Il torneo, che vede la partecipazione di squadre femminili e maschili di rifugiati e di giocatori nazionali dilettanti, mette in luce il ruolo dello sport nel sostenere le persone costrette a fuggire e nell’aiutarle a creare legami con le loro nuove comunità.
“Grazie alle ragazze e alla squadra, so dire molte cose in italiano. Ho frequentato corsi di lingua e mi sono fatta anche degli amici italiani”, racconta Fatema, 20 anni.
E non solo. La sua squadra a Firenze, Il Centro Storico Lebowski, è stata appena promossa in Serie C, il terzo livello del campionato nazionale italiano, avvicinandola al suo sogno di giocare a calcio da professionista in futuro.
Fatema è una degli 80 giocatori che hanno partecipato alla recente UNITY EURO Cup, un torneo a otto squadre organizzato dalla UEFA, l’Unione delle Federazioni Calcistiche Europee, e dall’UNHCR, l’Agenzia ONU per i Rifugiati, presso lo stadio Colovray, vicino alla sede della UEFA a Nyon, in Svizzera.
Ogni squadra era composta da un mix di giocatori rifugiati e nazionali dilettanti, sia maschi che femmine. La Germania ha vinto il trofeo ai rigori dopo aver pareggiato 2-2 con la Svizzera in finale.

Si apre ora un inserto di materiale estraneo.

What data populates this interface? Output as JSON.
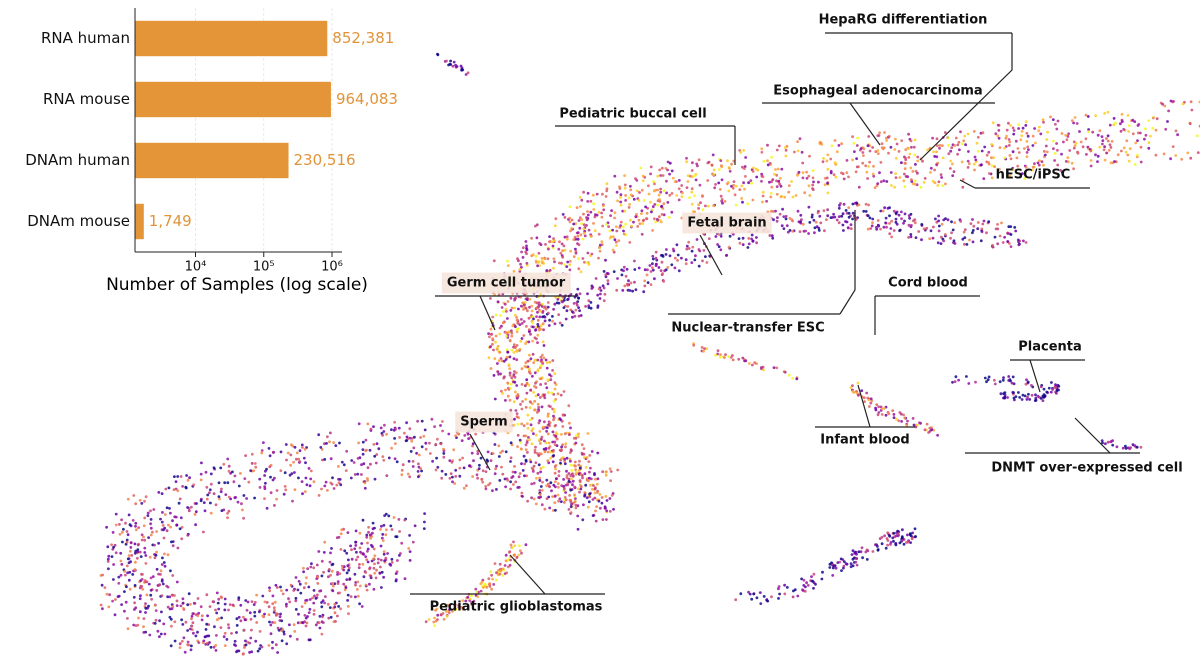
{
  "chart_data": {
    "type": "bar",
    "orientation": "horizontal",
    "categories": [
      "RNA human",
      "RNA mouse",
      "DNAm human",
      "DNAm mouse"
    ],
    "values": [
      852381,
      964083,
      230516,
      1749
    ],
    "value_labels": [
      "852,381",
      "964,083",
      "230,516",
      "1,749"
    ],
    "color": "#e39538",
    "log_scale": true,
    "xlim": [
      1300,
      1400000
    ],
    "xticks": [
      {
        "value": 10000,
        "label": "10⁴"
      },
      {
        "value": 100000,
        "label": "10⁵"
      },
      {
        "value": 1000000,
        "label": "10⁶"
      }
    ],
    "x_label": "Number of Samples (log scale)"
  },
  "embedding": {
    "annotations": [
      "HepaRG differentiation",
      "Esophageal adenocarcinoma",
      "Pediatric buccal cell",
      "hESC/iPSC",
      "Fetal brain",
      "Germ cell tumor",
      "Nuclear-transfer ESC",
      "Cord blood",
      "Placenta",
      "Sperm",
      "Infant blood",
      "DNMT over-expressed cell",
      "Pediatric glioblastomas"
    ]
  }
}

Il torneo, che ha riunito squadre di associazioni calcistiche di tutta Europa, è stato un’occasione per sottolineare il ruolo del calcio nel rafforzare i legami tra i rifugiati e le comunità che li accolgono. È stata anche un’occasione per i giocatori di conoscere persone che altrimenti non avrebbero potuto incontrare nel corso della loro vita quotidiana.

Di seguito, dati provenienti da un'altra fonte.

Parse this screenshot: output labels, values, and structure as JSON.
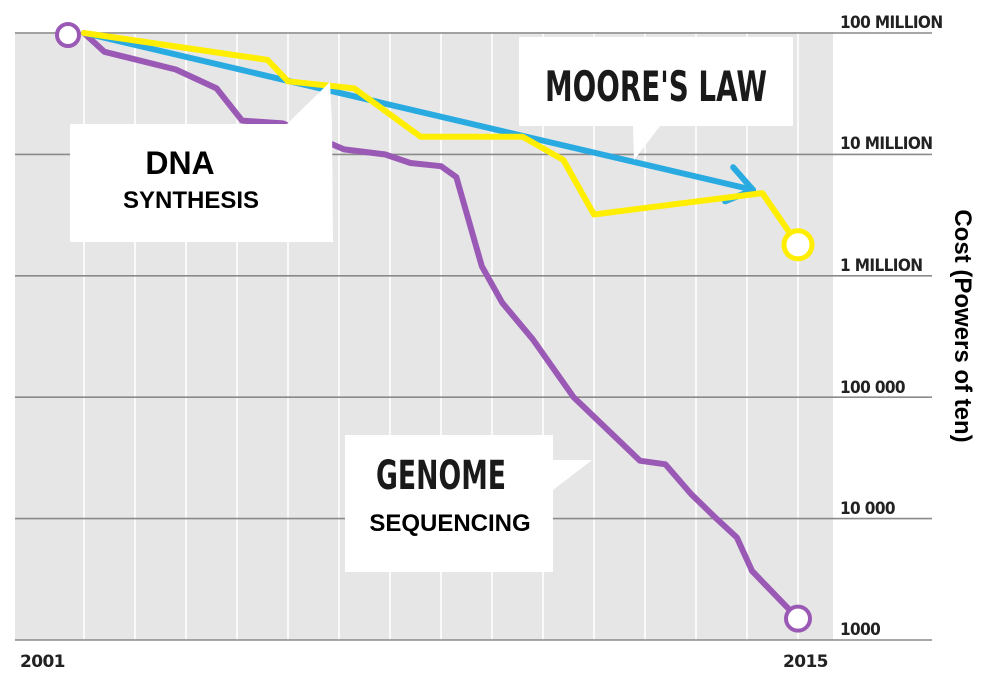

“Nessuno è diverso in campo”, ha detto Laura Georges, ex membro della nazionale francese. Con 188 presenze nella sua nazionale, ha scelto di partecipare alla UNITY Cup non solo per dimostrare il suo sostegno, ma anche per conoscere meglio le persone che hanno fatto della Francia la loro casa dopo essere fuggite dai loro Paesi.
“Per me, [è] un’opportunità per conoscere un po’ la loro provenienza, perché in una partita di calcio tutti sono felici. Ma poi, dopo il torneo, com’è la loro vita? Hanno abbastanza sostegno? Possono viaggiare? La gente li sostiene?”.
Un sentimento condiviso da Stephen Kenny. In qualità di manager della nazionale irlandese di calcio maschile, nel corso di una lunga carriera nella gestione del calcio ha visto il potere del calcio di integrare le persone nelle loro nuove comunità.
La UNITY Cup è stata una pietra miliare per l’inclusione dei rifugiati, ha detto Kenny, ma ha anche evidenziato le possibilità che il calcio può offrire se viene fornito un sostegno adeguato. “Sotto questo aspetto, è importante che l’infrastruttura cresca e che le persone provenienti da paesi diversi abbiano l’opportunità di prosperare come individui”.
Per Fatema, questo significa inseguire il suo sogno di giocare a calcio in futuro.
“In Italia le donne sono più libere e hanno più libertà di giocare a calcio e a qualsiasi altro sport”, ha detto. “Ho appena finito la scuola in Afghanistan e voglio andare all’università. Voglio continuare a giocare a calcio a livello professionale e poi trovare un lavoro come una persona normale”.